Crucifixion (CRU·ci·FIX·ion). The execution of Jesus of Nazareth, on Nisan 14 ca. CE 30, by nailing him to a cross.

cult (cult). In anthropology a reference to a particular spiritually-based movement including its rites and ceremonies. In its Christian depreciative sense a religious group or its members considered by those who see themselves as orthodox to be heterodox, that is, to be false. Sociologist Rodney Stark distinguishes sect movements from cult movements. He holds that sect movements "occur by schism within a conventional religious body when persons desiring a more otherworldly version of the faith break away to 'restore' the religion to a higher level of tension with its environment." For Stark cult movements "are not simply new organizations of an old faith; they are new faiths at least new in the society being examined" (Stark 1996:33 see also Crossan 1998:16).

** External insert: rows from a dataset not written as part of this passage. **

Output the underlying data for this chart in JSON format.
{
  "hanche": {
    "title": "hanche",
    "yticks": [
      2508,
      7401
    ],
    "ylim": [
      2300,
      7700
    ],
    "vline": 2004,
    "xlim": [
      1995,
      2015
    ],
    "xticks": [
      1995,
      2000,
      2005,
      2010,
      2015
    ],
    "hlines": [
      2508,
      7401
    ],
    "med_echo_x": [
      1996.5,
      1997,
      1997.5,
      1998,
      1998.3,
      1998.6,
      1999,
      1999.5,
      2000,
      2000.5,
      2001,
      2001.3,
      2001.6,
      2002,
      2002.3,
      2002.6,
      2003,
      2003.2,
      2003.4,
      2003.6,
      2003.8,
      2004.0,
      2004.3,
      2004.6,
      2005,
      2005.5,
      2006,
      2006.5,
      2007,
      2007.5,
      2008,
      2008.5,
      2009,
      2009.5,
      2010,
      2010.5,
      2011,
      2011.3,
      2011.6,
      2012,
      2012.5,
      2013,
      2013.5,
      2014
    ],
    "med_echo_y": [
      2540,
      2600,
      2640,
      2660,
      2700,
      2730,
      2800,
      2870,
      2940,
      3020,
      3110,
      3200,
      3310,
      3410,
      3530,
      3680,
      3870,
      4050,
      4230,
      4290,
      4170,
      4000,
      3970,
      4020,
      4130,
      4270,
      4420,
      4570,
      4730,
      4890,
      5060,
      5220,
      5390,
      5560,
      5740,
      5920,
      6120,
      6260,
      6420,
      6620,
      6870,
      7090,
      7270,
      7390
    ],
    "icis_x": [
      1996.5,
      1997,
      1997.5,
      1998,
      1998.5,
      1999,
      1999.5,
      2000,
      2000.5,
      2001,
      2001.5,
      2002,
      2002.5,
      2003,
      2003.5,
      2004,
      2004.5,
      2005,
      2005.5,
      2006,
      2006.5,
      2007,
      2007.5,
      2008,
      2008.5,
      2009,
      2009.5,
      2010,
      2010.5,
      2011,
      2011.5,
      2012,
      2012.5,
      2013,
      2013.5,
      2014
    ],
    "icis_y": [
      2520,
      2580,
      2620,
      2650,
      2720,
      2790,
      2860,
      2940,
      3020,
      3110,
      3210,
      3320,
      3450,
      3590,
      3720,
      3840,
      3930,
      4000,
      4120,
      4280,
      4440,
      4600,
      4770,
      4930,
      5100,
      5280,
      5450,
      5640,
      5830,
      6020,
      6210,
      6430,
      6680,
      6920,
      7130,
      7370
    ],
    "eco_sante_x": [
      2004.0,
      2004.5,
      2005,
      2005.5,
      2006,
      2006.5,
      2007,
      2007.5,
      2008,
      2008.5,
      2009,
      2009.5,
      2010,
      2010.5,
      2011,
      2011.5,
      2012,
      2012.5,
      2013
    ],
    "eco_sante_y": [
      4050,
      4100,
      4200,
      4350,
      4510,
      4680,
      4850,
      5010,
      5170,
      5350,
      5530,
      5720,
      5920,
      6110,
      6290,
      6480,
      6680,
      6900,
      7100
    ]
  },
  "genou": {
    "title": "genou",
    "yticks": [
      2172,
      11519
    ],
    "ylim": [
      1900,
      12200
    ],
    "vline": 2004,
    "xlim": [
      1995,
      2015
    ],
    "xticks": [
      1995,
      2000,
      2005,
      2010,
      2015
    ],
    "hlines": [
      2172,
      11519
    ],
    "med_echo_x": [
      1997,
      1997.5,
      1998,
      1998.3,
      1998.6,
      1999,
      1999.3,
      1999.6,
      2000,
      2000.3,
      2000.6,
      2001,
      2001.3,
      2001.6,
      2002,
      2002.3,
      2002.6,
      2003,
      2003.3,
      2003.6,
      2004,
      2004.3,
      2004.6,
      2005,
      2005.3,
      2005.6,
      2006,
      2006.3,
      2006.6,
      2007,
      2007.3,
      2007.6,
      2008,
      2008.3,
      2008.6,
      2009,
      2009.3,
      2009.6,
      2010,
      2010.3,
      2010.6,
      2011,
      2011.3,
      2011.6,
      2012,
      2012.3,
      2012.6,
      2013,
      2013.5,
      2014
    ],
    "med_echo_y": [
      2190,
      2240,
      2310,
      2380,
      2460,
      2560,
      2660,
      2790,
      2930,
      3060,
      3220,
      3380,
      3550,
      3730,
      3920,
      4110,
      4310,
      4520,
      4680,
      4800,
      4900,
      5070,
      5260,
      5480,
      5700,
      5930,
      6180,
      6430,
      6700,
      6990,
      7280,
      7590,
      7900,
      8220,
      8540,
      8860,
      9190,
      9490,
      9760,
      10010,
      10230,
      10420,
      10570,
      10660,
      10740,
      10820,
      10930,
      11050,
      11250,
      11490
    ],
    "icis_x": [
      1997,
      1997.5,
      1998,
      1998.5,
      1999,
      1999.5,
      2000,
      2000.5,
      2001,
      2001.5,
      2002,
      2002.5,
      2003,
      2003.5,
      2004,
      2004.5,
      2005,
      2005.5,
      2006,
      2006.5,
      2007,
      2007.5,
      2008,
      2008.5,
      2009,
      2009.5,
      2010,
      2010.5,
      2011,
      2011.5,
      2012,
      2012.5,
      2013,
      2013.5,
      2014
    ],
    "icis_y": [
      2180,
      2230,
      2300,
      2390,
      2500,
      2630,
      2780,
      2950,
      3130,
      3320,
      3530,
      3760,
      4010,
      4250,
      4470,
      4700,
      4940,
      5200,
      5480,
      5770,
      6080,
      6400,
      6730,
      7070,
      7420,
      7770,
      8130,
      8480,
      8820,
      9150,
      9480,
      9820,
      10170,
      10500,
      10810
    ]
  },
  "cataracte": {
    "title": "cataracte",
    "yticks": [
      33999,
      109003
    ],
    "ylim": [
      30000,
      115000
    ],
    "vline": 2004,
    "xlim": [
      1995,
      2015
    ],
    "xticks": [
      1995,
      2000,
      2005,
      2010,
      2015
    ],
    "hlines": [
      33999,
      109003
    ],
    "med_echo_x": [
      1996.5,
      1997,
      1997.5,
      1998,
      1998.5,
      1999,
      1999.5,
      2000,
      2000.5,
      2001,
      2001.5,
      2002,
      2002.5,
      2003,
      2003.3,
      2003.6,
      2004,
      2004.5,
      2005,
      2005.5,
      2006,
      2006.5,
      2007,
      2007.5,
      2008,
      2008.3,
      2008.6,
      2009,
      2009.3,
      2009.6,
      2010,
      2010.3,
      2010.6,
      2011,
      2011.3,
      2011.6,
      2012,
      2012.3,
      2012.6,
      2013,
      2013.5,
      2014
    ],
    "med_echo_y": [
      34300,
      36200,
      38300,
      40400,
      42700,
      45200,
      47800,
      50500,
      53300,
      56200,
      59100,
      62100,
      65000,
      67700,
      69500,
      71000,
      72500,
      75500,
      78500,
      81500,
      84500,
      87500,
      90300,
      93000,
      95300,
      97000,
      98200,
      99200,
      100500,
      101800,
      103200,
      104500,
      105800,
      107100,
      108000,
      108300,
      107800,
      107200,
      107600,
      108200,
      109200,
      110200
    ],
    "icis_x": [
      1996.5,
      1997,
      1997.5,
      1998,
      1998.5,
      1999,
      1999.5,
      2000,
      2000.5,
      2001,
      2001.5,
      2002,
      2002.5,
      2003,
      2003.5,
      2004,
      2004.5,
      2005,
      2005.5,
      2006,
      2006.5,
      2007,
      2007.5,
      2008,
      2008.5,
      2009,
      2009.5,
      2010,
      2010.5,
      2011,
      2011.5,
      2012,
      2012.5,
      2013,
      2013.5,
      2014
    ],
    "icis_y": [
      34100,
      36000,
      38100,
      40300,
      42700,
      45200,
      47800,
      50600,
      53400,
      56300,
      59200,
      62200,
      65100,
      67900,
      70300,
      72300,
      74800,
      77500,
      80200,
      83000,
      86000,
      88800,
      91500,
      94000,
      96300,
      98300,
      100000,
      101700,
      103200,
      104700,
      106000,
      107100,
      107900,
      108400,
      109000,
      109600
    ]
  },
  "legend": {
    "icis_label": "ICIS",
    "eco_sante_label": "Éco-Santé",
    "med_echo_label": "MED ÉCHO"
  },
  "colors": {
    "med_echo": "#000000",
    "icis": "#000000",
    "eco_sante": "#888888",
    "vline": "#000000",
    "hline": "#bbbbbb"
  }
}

cultural dissonance (CUL·tur·al DIS·so·nance). A sense of discomfort arising from confronting the inconsistency between one’s own belief system and the beliefs one encounters. Significant and prolonged cultural dissonance can lead to cultural shock. Adoption of new beliefs at odds with one’s established belief system can lead to cognitive dissonance.

cultural hegemony (CUL·tur·al he·GEM·o·ny). The control over norms and values exercised over others by the dominant group in a sociocultural system.

cultural shock (CUL·tur·al shock). A sense of confusion and uncertainty, at times accompanied by anxiety, that often affects people exposed, without adequate preparation for the experience, to a culture radically different from their own. Sometimes a severe psychological reaction resulting from their attempt to adjust to the realities of a radically different culture. People often experience this phenomenon in the context of extended international travel or residence.

culture (CUL·ture). Learned and socially transmitted human behavior shared by a particular group of people generation to generation including a way of life that includes beliefs, material products (material culture), norms, and values. Culture is the outcome of human mental phenomena which delimits it to those human behaviors learned, shared, and transmitted over time for many generations. Moreover, there are material, behavioral, and mental components of culture. Everything understood as culture reflects material manifestations, behavioral patterns, and symbolic thought processes. Archaeologists focus their work on the material component, sociologists on the behavioral component, and sociocultural anthropologists on the mental component.

culture process (CUL·ture PROC·ess). How cultural change takes place over time.

Cuneiform (cu·NE·i·form). A writing style in which characters appear as wedges, or slim triangular shaped symbols, used anciently by the Assyrians, Babylonians, and others.

customs (CUS·toms). In Jewish and Judeo-Christian context see halakah.